Только теперь он понял, что все это время сидел, высунув кончик языка, помогая языком выводить букву. Он откинулся назад, облизнул губы, положил перо и произнес голосом, который и ему самому показался скрипучим: «Хватит на сегодня». Сэл снова глянула на бумагу с кляксами: «Ох, Уилл, ты только погляди! Как здорово у тебя получилось, гораздо лучше, чем вначале!»
Он потер руку, которую даже свело от усилий. На его взгляд, каракули выглядели постыдно, какие-то дурацкие закорюки. Больше всего ему хотелось разорвать листок в клочья. Но она подталкивала его локотком, а ему так нравилось чувствовать рядом ее руку, да тут она еще произнесла: «Обещаю, – и произнесла так легко, словно и обещать-то не стоило, словно это само собой разумелось, – обещаю, что к следующему воскресенью ты и это “У” напишешь, просто, как нечего делать».
Зима миновала, и вот он уже мог написать имя целиком: «Уильям Торнхилл», медленно и ровно. А поскольку никто не видел, как он это делает, то никто и не знал, сколько времени это у него занимало, и сколько раз он ловил себя на том, как кончик языка помогает перу.
Уильям Торнхилл.
Ему ведь всего шестнадцать, а в его семье еще никто не добивался таких успехов.
• • •
Любовь пришла к нему так неторопливо, что он даже не сразу сумел назвать это чувство. Все годы ученичества он знал только, что, когда ветер на реке пробирался сквозь старую выношенную куртку, его согревала мысль о ней, сидящей подле матушки, вдевающей для нее нитку в иголку и складывающей уже подшитые рубашки и носовые платки. Он дивился ее ловким пальцам, подворачивавшим белоснежные квадраты легкими мелкими движениями, такими скорыми, что и не углядишь. Только что был махристый обрезанный край, а вот он уже скручен, свернут, чудом превращен в аккуратный рулончик, и все это пока матушка даже еще не успела и на иголку посмотреть.

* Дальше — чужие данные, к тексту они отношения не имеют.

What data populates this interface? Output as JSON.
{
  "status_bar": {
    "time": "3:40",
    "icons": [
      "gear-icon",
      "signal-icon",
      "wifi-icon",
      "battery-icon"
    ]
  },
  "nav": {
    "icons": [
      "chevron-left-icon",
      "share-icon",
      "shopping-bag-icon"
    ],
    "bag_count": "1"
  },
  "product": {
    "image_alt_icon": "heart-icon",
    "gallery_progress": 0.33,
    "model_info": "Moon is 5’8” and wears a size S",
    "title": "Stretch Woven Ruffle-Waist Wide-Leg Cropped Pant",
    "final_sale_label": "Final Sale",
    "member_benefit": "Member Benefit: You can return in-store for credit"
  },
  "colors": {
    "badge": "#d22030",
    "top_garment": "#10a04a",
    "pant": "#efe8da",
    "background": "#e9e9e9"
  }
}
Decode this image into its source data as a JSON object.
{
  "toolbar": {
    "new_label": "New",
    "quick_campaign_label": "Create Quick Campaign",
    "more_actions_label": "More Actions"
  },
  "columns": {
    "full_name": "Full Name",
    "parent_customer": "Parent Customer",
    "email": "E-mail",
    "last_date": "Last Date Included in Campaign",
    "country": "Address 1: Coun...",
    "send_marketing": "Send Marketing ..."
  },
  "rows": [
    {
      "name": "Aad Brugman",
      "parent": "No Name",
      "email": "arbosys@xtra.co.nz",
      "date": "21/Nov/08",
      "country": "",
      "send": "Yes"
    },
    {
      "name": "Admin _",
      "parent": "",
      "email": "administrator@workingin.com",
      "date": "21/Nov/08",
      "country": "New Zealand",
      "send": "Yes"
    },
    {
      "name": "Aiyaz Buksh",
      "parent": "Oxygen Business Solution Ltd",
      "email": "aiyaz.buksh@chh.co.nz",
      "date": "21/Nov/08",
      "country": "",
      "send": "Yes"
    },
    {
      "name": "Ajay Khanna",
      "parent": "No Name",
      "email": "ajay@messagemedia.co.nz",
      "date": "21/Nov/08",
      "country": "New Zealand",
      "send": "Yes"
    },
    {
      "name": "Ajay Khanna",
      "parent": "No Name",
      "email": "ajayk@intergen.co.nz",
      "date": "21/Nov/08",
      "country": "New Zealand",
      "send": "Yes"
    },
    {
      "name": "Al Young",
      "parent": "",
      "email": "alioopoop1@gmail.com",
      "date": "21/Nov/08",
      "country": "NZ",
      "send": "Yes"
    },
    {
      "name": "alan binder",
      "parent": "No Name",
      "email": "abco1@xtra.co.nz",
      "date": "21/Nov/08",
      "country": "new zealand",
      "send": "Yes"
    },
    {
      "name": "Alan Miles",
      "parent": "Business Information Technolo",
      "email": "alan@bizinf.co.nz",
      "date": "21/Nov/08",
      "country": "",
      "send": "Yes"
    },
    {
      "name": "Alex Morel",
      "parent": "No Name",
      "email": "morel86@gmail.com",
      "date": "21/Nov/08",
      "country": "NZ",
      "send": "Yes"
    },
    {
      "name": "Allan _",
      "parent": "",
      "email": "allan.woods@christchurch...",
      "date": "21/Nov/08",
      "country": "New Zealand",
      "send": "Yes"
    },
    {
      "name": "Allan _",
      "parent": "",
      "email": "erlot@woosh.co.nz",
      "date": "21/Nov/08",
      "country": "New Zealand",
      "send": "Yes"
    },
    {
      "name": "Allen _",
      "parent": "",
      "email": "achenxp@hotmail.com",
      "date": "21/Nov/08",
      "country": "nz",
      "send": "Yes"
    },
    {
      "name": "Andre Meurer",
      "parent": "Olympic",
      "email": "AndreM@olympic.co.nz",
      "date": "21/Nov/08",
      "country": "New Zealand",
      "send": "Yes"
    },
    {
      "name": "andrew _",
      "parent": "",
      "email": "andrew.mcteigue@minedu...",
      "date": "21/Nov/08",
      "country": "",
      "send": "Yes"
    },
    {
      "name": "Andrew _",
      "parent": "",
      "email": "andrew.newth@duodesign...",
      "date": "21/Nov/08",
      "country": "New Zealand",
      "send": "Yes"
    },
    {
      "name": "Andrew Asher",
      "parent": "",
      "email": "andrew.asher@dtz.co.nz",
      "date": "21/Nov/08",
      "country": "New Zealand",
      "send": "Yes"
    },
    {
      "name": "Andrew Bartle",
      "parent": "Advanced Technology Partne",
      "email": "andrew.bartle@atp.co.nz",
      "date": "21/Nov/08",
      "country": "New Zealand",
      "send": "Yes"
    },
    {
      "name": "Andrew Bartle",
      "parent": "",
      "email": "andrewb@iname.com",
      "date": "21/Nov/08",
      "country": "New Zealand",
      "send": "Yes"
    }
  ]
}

Он не знал, что это такое – то, что делало его внутри таким мягким и тихим, от чего – он ясно ощущал – его лицо при мысли о ней разглаживалось, почему он думал о ней целыми днями, а потом вечерами, когда шагал по ступеням пристани и вода хлюпала у него в башмаках. Он лежал на своем соломенном матрасе на кухонном полу, поджидая, когда придет сон, и мысль о том, что она тоже здесь, над ним, в своей комнатенке под крышей, заставляла его горло сжиматься. Иногда, случайно столкнувшись с ней в доме, он не мог и слова вымолвить в ответ на ее приветствие. А она восклицала: «Ой, Уилл!» – как будто удивлялась тому, что этот широкоплечий отцовский ученик возникал вдруг на пороге, заполнив собой весь дверной проем и наклонив голову, потому что дверь была слишком для него низкой. Она, разговаривая с ним, дотрагивалась до него, клала руку ему на рукав, и он еще долго потом ощущал прикосновение ее маленькой ручки, словно эта ручка что-то сообщала ему сквозь грубую ткань куртки.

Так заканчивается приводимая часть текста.